A titre de mesure d'instruction, la recourante requiert une interpellation du SDT sur la planification directrice applicable aux zones d'activités dans le canton de Vaud et plus particulièrement dans le Pays d'Enhaut, spécialement s'agissant des activités tertiaires telles que le secteur médico-social et para-médical. 
En l'occurrence, le SDT s'est déterminé sur le recours par acte du 12 décembre 2019. Dans ce cadre, il s'est notamment prononcé sur la question des zones touristiques, invoquées par la recourante en lien avec la possibilité d'accueillir, sur sa parcelle, un établissement de type médico-social. La requête d'instruction apparaît ainsi satisfaite; la recourante ne le conteste du reste pas au stade de ses ultimes observations. 
 
3.   
En guise d'introduction, la recourante présente sommairement les différents moyens qu'elle entend développer dans la suite de son écriture. Elle déclare notamment se plaindre d'une violation de son droit d'être entendue "du fait que ses arguments relatifs à une reconversion de sa parcelle en zone d'activités n'[auraient] pas du tout été examinés par les premiers juges". On cherche cependant en vain, dans les développements ultérieurs du recours, une argumentation portant sur la violation de l'art. 29 al. 2 Cst. répondant aux exigences de motivation accrue de l'art. 106 al. 2 LTF, applicables aux griefs d'ordre constitutionnel (cf. ATF 141 I 36 consid. 1.3 p. 41). Cette critique - que le Tribunal fédéral n'examine pas d'office (art. 106 al. 2 LTF) - s'avère partant irrecevable. 
 
4.   
En lien avec une atteinte à la garantie de la propriété (art. 26 et 36 Cst.), la recourante fait valoir une violation de l'art. 15 LAT. Elle reproche en substance à la cour cantonale d'avoir confirmé l'affectation de sa parcelle (no 212) en zone agricole et non en zone réservée, comme elle le sollicitait. Un classement en zone réservée, dans l'attente de la phase 2 du processus de planification communale, aurait constitué une mesure moins contraignante, plus proportionnée à ses intérêts et à la garantie de la propriété. Selon elle, seule l'affection en zone réservée permettrait au planificateur local d'envisager, dans un deuxième temps, une reconversion de sa parcelle en zone d'activités. Par ailleurs, en se fondant sur l'ISOS pour confirmer le dézonage, sans examiner les effets de cet inventaire sur d'autres parcelles colloquées en zone réservée, le Tribunal cantonal aurait non seulement violé le principe de l'égalité de traitement, mais également les principes régissant l'aménagement du territoire (art. 1 et 3 LAT). 
 
4.1. Une mesure d'aménagement du territoire, telle le classement d'un bien-fonds dans une zone agricole, représente une restriction au droit de propriété qui n'est compatible avec l'art. 26 Cst. que pour autant qu'elle repose sur une base légale, se justifie par un intérêt public suffisant et respecte les principes de la proportionnalité et de l'égalité devant la loi (art. 36 Cst.).  

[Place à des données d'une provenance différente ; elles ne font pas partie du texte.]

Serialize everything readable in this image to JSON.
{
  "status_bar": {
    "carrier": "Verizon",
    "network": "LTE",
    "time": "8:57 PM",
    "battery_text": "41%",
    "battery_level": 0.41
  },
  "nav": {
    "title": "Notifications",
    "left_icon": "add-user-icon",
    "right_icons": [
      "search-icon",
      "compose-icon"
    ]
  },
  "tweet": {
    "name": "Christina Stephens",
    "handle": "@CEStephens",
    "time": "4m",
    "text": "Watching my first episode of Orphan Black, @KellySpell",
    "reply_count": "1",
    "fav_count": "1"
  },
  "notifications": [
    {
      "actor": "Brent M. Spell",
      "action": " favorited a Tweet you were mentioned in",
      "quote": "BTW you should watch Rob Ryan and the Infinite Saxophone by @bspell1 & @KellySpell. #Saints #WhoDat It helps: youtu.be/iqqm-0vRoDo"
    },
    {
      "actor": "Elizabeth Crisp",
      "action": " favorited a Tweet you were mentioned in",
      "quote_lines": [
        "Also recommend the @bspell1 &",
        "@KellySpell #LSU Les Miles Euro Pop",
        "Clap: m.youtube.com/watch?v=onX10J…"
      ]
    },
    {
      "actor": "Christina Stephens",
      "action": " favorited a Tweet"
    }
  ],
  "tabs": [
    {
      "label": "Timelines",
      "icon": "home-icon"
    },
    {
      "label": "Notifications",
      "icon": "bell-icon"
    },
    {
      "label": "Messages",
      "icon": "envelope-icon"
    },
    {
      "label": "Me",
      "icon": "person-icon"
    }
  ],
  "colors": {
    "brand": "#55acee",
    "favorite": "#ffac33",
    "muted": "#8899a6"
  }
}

Le Tribunal fédéral examine en principe librement si une restriction de la propriété se justifie par un intérêt public et si cet intérêt l'emporte sur l'intérêt privé auquel il s'oppose; il jouit d'une même latitude lorsqu'il s'agit d'apprécier si une telle restriction viole le principe de la proportionnalité. Il s'impose toutefois une certaine retenue lorsqu'il s'agit de tenir compte de circonstances locales ou de trancher de pures questions d'appréciation (ATF 136 I 265 consid. 2.3 p. 270; 135 I 302 consid. 1.2 p. 305; 176 consid. 6.1 p. 182). Tel est notamment le cas lorsque le litige porte sur la délimitation des zones d'affectation (cf. ATF 136 I 265 consid. 2.3 p. 270; 117 Ia 497 consid. 2e p. 502 et les arrêts cités; arrêt 1C_344/2018 du 14 mars 2019 consid. 3.1). 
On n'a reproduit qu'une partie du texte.